New Mexico State University’s longstanding practice of providing on-campus health services for employees ends Friday. The university hasn’t yet finalized a plan to offer another way for employees to receive expedited health services.
That shouldn’t mean employees have to go without medical care. NMSU’s Campus Health Center wasn’t designed to be a primary care facility for employees, but rather a way for them to receive expedited and often cheaper medical services and reduce the use of sick leave for doctor’s visits.
NMSU has been negotiating with a private medical provider, which it has refused to name, to outsource expedited employee medical services. The tentative plan was to bring the private provider on campus to offer medical services for students and employees in the existing Campus Health Center, but that plan fell apart last week when the university decided to continue operating its own health center for students.
Which leaves negotiations about off-campus expedited services for employees up in the air. Monday, Aug. 1, is the first day employees won’t have access to the Campus Health Center.

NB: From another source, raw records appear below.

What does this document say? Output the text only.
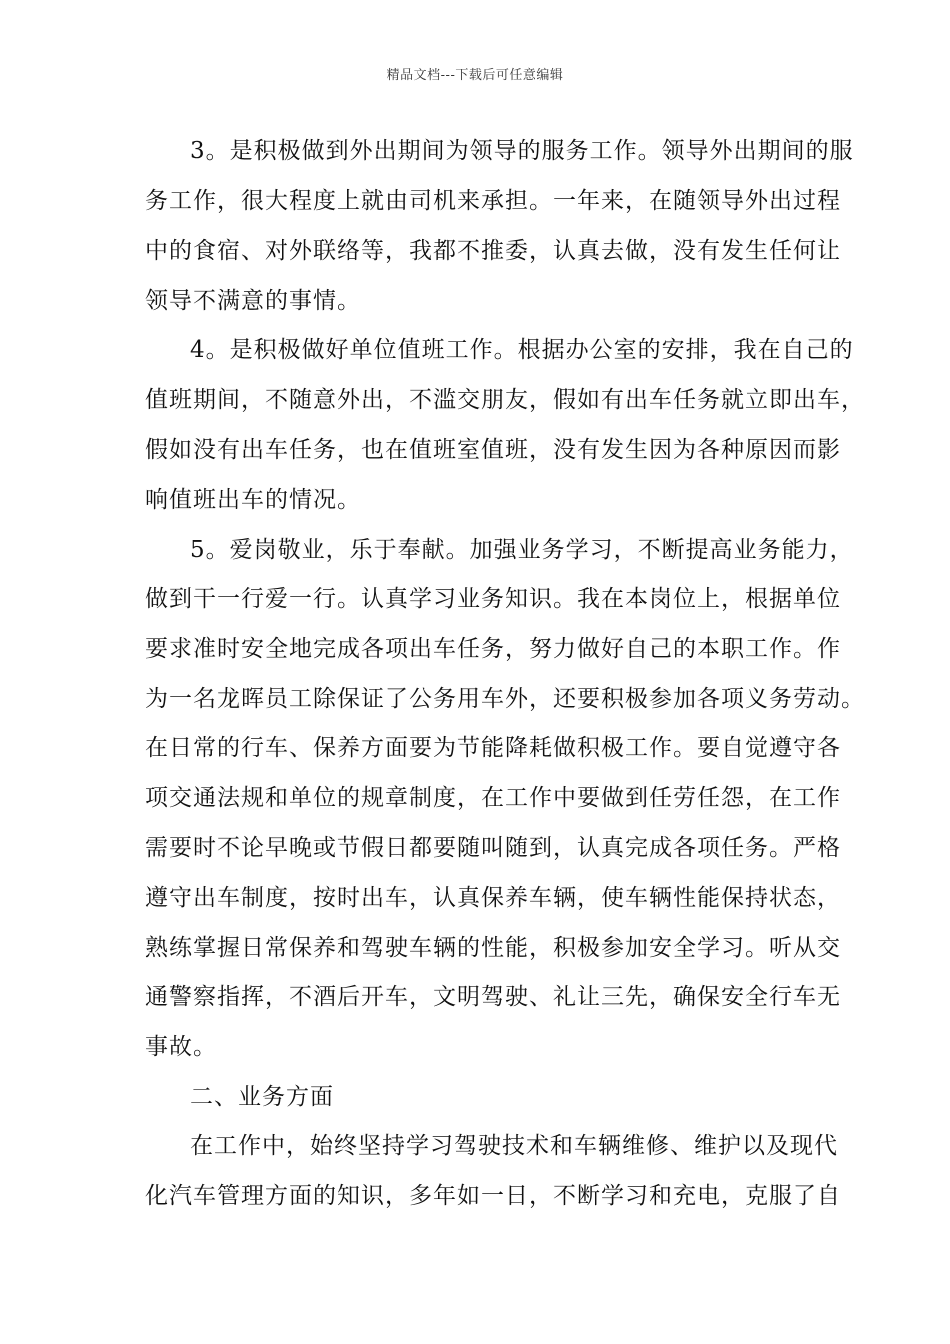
精品文档---下载后可任意编辑
3。是积极做到外出期间为领导的服务工作。领导外出期间的服
务工作，很大程度上就由司机来承担。一年来，在随领导外出过程
中的食宿、对外联络等，我都不推委，认真去做，没有发生任何让
领导不满意的事情。
4。是积极做好单位值班工作。根据办公室的安排，我在自己的
值班期间，不随意外出，不滥交朋友，假如有出车任务就立即出车，
假如没有出车任务，也在值班室值班，没有发生因为各种原因而影
响值班出车的情况。
5。爱岗敬业，乐于奉献。加强业务学习，不断提高业务能力，
做到干一行爱一行。认真学习业务知识。我在本岗位上，根据单位
要求准时安全地完成各项出车任务，努力做好自己的本职工作。作
为一名龙晖员工除保证了公务用车外，还要积极参加各项义务劳动。
在日常的行车、保养方面要为节能降耗做积极工作。要自觉遵守各
项交通法规和单位的规章制度，在工作中要做到任劳任怨，在工作
需要时不论早晚或节假日都要随叫随到，认真完成各项任务。严格
遵守出车制度，按时出车，认真保养车辆，使车辆性能保持状态，
熟练掌握日常保养和驾驶车辆的性能，积极参加安全学习。听从交
通警察指挥，不酒后开车，文明驾驶、礼让三先，确保安全行车无
事故。
二、业务方面
在工作中，始终坚持学习驾驶技术和车辆维修、维护以及现代
化汽车管理方面的知识，多年如一日，不断学习和充电，克服了自
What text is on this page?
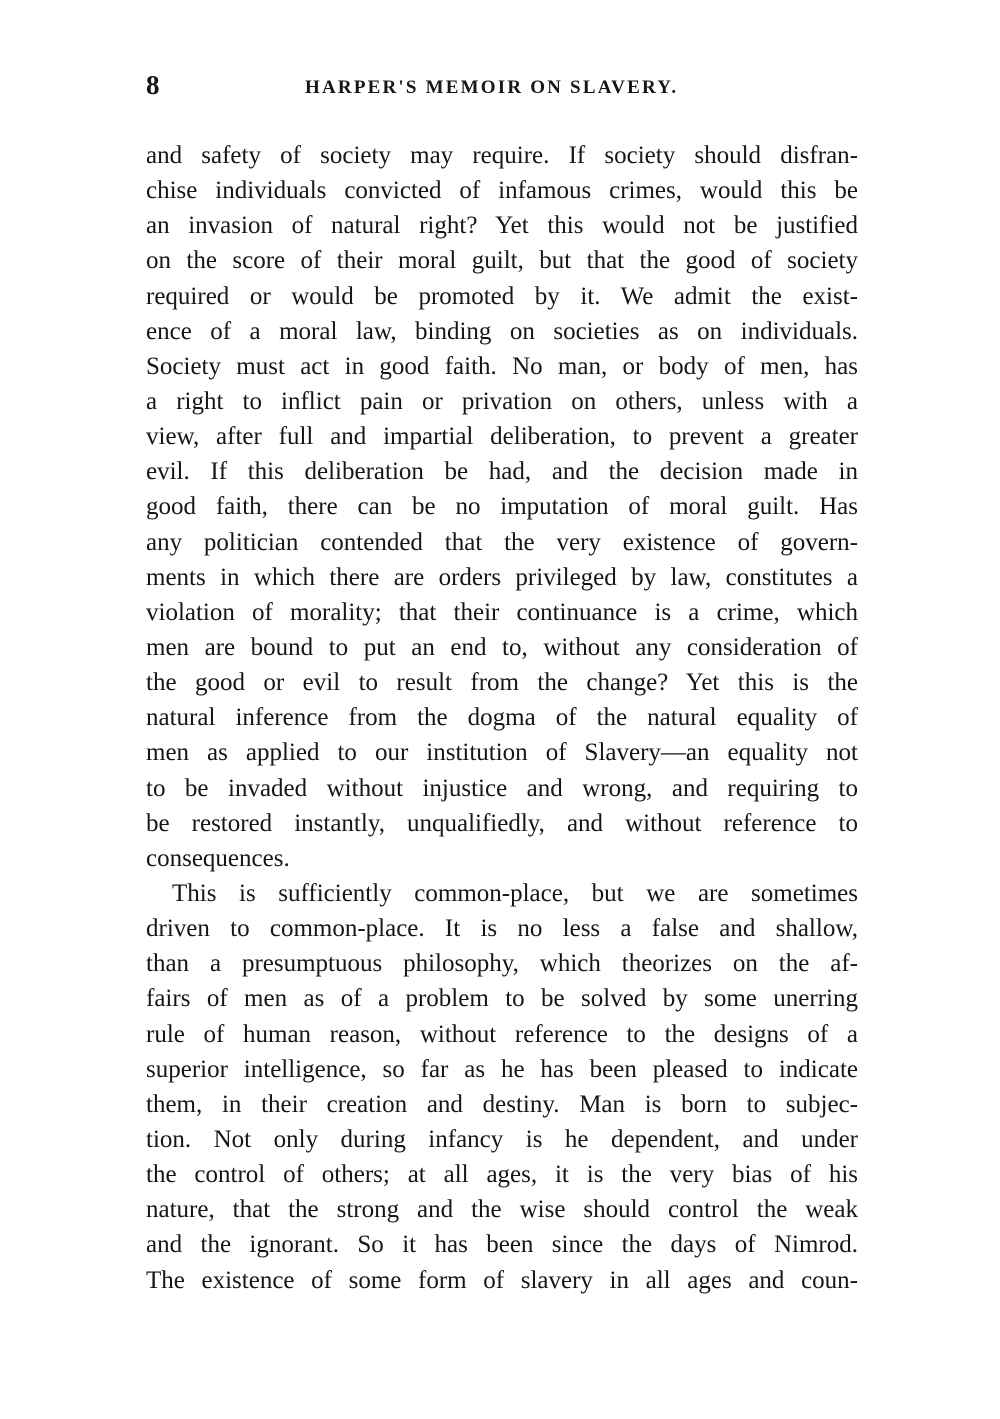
8	HARPER'S MEMOIR ON SLAVERY.
and safety of society may require. If society should disfran-
chise individuals convicted of infamous crimes, would this be
an invasion of natural right? Yet this would not be justified
on the score of their moral guilt, but that the good of society
required or would be promoted by it. We admit the exist-
ence of a moral law, binding on societies as on individuals.
Society must act in good faith. No man, or body of men, has
a right to inflict pain or privation on others, unless with a
view, after full and impartial deliberation, to prevent a greater
evil. If this deliberation be had, and the decision made in
good faith, there can be no imputation of moral guilt. Has
any politician contended that the very existence of govern-
ments in which there are orders privileged by law, constitutes a
violation of morality; that their continuance is a crime, which
men are bound to put an end to, without any consideration of
the good or evil to result from the change? Yet this is the
natural inference from the dogma of the natural equality of
men as applied to our institution of Slavery—an equality not
to be invaded without injustice and wrong, and requiring to
be restored instantly, unqualifiedly, and without reference to
consequences.
This is sufficiently common-place, but we are sometimes
driven to common-place. It is no less a false and shallow,
than a presumptuous philosophy, which theorizes on the af-
fairs of men as of a problem to be solved by some unerring
rule of human reason, without reference to the designs of a
superior intelligence, so far as he has been pleased to indicate
them, in their creation and destiny. Man is born to subjec-
tion. Not only during infancy is he dependent, and under
the control of others; at all ages, it is the very bias of his
nature, that the strong and the wise should control the weak
and the ignorant. So it has been since the days of Nimrod.
The existence of some form of slavery in all ages and coun-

“We’re still working on a plan to set up a mechanism for employees to be able to get a fast pass to an outside medical provider, but we’re not sure whether or not that’s going to be finalized” by Monday, NMSU spokesman Justin Bannister said. “Those efforts are still underway to negotiate that.”
In the meantime, the university sent a memo to the NMSU community on Thursday telling employees to see alternatives. “For individual health needs, employees are encouraged to seek medical care with their primary care physician or area medical care providers,” the memo states.
The discontinuation of on-campus employee health services means seven NMSU employees, including doctors and nurses, are losing their jobs. Two vacant positions at the Campus Health Center are also being eliminated. Chancellor Garrey Carruthers has said the yet-to-be-named private company will offer jobs to the seven laid-off Campus Health Center staffers as part of the deal being negotiated.
How is NMSU’s decision to not outsource student health services impacting negotiations? It isn’t clear. Operating NMSU’s Campus Health Center, and serving both students and employees, was likely a higher-dollar contract for a private company than offering expedited services to employees at an off-campus clinic.
But Matt Bose, NMSU’s student body president, took issue with the proposal to outsource student health services. Carruthers scrapped the idea after conversations with Bose and others.
Bose said NMSU is still paying off debt from the most recent renovations to the Campus Health Center, so not having control if a private vendor ran the center “was not appealing for students.” In addition, Bose said, students would have paid the same student fees regardless of who ran the health center.
“Students really do enjoy the experience they have when using the Campus Health Center, and the Health Center continues to remain viable even with declining enrollment,” Bose said. “…Right now students receive outstanding
Now that outsourcing student health services is off the table, NMSU is more actively considering merging NMSU’s medical and counseling services for students, which are currently provided by separate entities housed in different buildings.
NMSU is working to address a $12.1 million budget shortfall in the current fiscal year that was caused largely by reductions in state funding and decreased student enrollment. To help balance the budget, the Board of Regents have approved reductions in some employee benefits. Carruthers and many other high-ranking university employees have taken pay cuts that are expected to save $190,000 a year. More than 100 jobs — some filled, some vacant — are being eliminated.
Other cuts and proposed cuts, including those to employee health services, the equestrian team, and the Surveying Engineering program, are part of a requirement that all colleges and administrative divisions reduce their budgets by between 5 and 6.2 percent.